Publisher: Beacon Press
ISBN: 0807013811
Category : Social Science
Languages : en
Pages : 218
Book Description
A bold and uncompromising feminist manifesto that shows women and girls how to defy, disrupt, and destroy the patriarchy by embracing the qualities they’ve been trained to avoid. Seizing upon the energy of the #MeToo movement, feminist activist Mona Eltahawy advocates a muscular, out-loud approach to teaching women and girls to harness their power through what she calls the “seven necessary sins” that women and girls are not supposed to commit: to be angry, ambitious, profane, violent, attention-seeking, lustful, and powerful. All the necessary “sins” that women and girls require to erupt.
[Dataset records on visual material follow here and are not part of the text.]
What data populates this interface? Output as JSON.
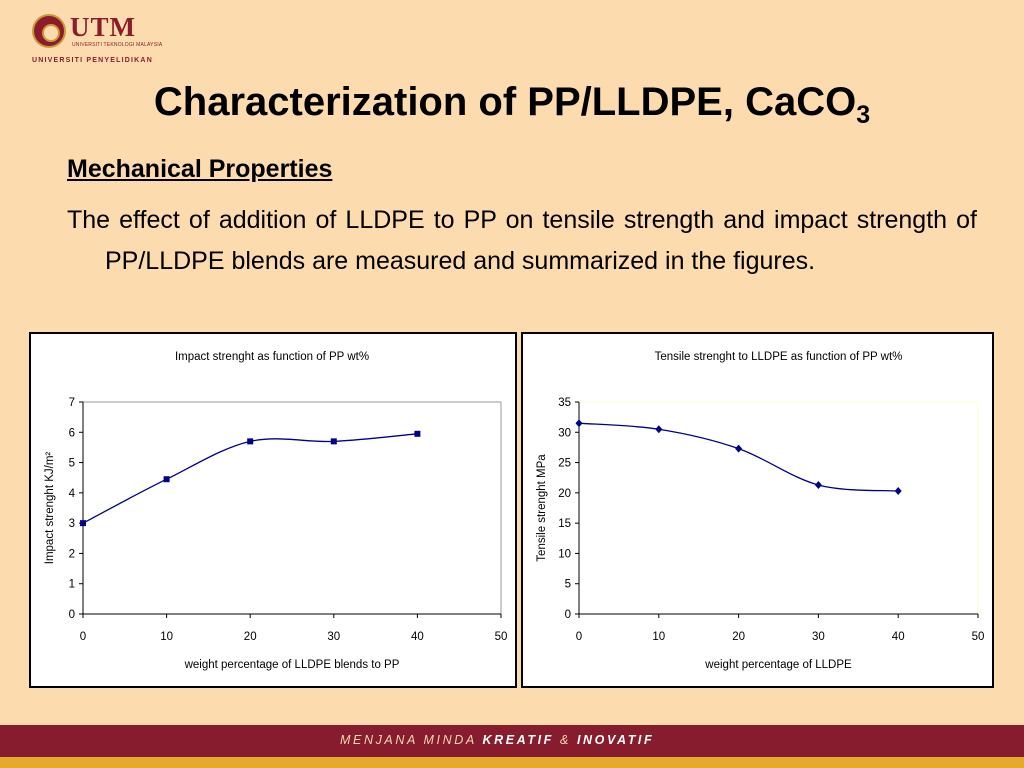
{
  "logo": {
    "name": "UTM",
    "small_line": "UNIVERSITI TEKNOLOGI MALAYSIA",
    "tagline": "UNIVERSITI PENYELIDIKAN"
  },
  "slide": {
    "title_main": "Characterization of PP/LLDPE, CaCO",
    "title_sub": "3",
    "subheading": "Mechanical Properties",
    "paragraph": "The effect of addition of LLDPE to PP on tensile strength and impact strength of PP/LLDPE blends are measured and summarized in the figures."
  },
  "footer": {
    "prefix": "MENJANA MINDA",
    "bold1": "KREATIF",
    "amp": "&",
    "bold2": "INOVATIF"
  },
  "colors": {
    "background": "#fcdcae",
    "maroon": "#861c2d",
    "gold": "#e5a92c",
    "series": "#00008b"
  },
  "chart_data": [
    {
      "type": "line",
      "title": "Impact strenght as function of PP wt%",
      "xlabel": "weight percentage of LLDPE blends to PP",
      "ylabel": "Impact strenght KJ/m²",
      "x": [
        0,
        10,
        20,
        30,
        40
      ],
      "values": [
        3.0,
        4.45,
        5.7,
        5.7,
        5.95
      ],
      "xlim": [
        0,
        50
      ],
      "ylim": [
        0,
        7
      ],
      "xticks": [
        0,
        10,
        20,
        30,
        40,
        50
      ],
      "yticks": [
        0,
        1,
        2,
        3,
        4,
        5,
        6,
        7
      ],
      "marker": "square",
      "plot_background": "#ffffff",
      "legend": "none"
    },
    {
      "type": "line",
      "title": "Tensile strenght to LLDPE as function of PP wt%",
      "xlabel": "weight percentage of LLDPE",
      "ylabel": "Tensile strenght MPa",
      "x": [
        0,
        10,
        20,
        30,
        40
      ],
      "values": [
        31.5,
        30.5,
        27.3,
        21.3,
        20.3
      ],
      "xlim": [
        0,
        50
      ],
      "ylim": [
        0,
        35
      ],
      "xticks": [
        0,
        10,
        20,
        30,
        40,
        50
      ],
      "yticks": [
        0,
        5,
        10,
        15,
        20,
        25,
        30,
        35
      ],
      "marker": "diamond",
      "plot_background": "#ffffff",
      "legend": "none"
    }
  ]
}
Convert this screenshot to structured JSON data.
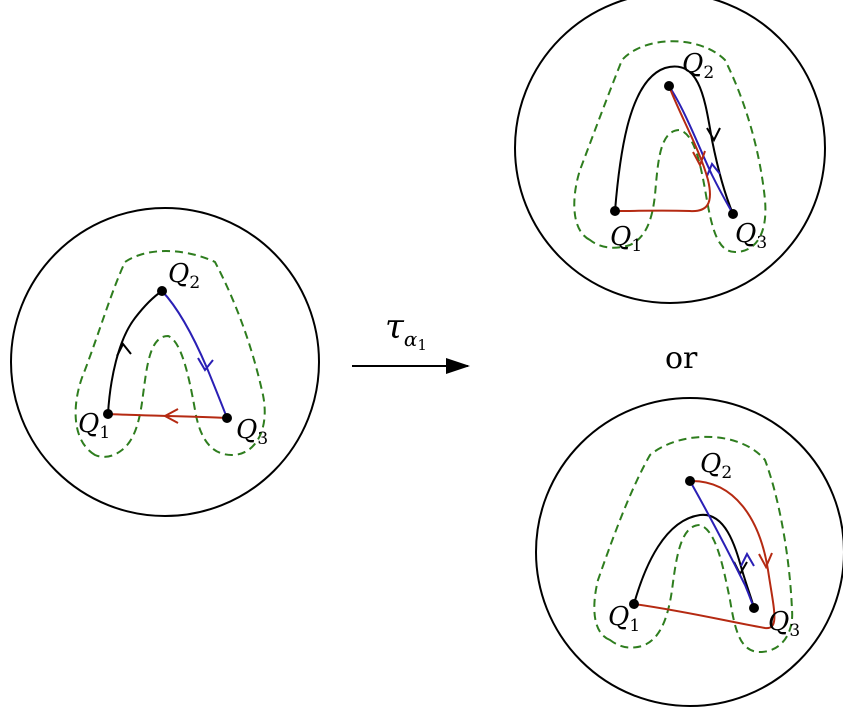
{
  "labels": {
    "q1": "Q",
    "q1_sub": "1",
    "q2": "Q",
    "q2_sub": "2",
    "q3": "Q",
    "q3_sub": "3"
  },
  "transform": {
    "symbol": "τ",
    "sub": "α",
    "sub_index": "1"
  },
  "separator": "or",
  "colors": {
    "circle": "#000000",
    "dashed_loop": "#2e7d1e",
    "black_arc": "#000000",
    "blue_arc": "#2a1fb5",
    "red_arc": "#b52a12"
  }
}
Eltahawy knows that the patriarchy is alive and well, and she is fed the hell up: Sexually assaulted during hajj at the age of fifteen. Groped on the dance floor of a night club in Montreal at fifty. Countless other injustices in the years between. Illuminating her call to action are stories of activists and ordinary women around the world—from South Africa to China, Nigeria to India, Bosnia to Egypt—who are tapping into their inner fury and crossing the lines of race, class, faith, and gender that make it so hard for marginalized women to be heard. Rather than teaching women and girls to survive the poisonous system they have found themselves in, Eltahawy arms them to dismantle it. Brilliant, bold, and energetic, The Seven Necessary Sins for Women and Girls is a manifesto for all feminists in the fight against patriarchy.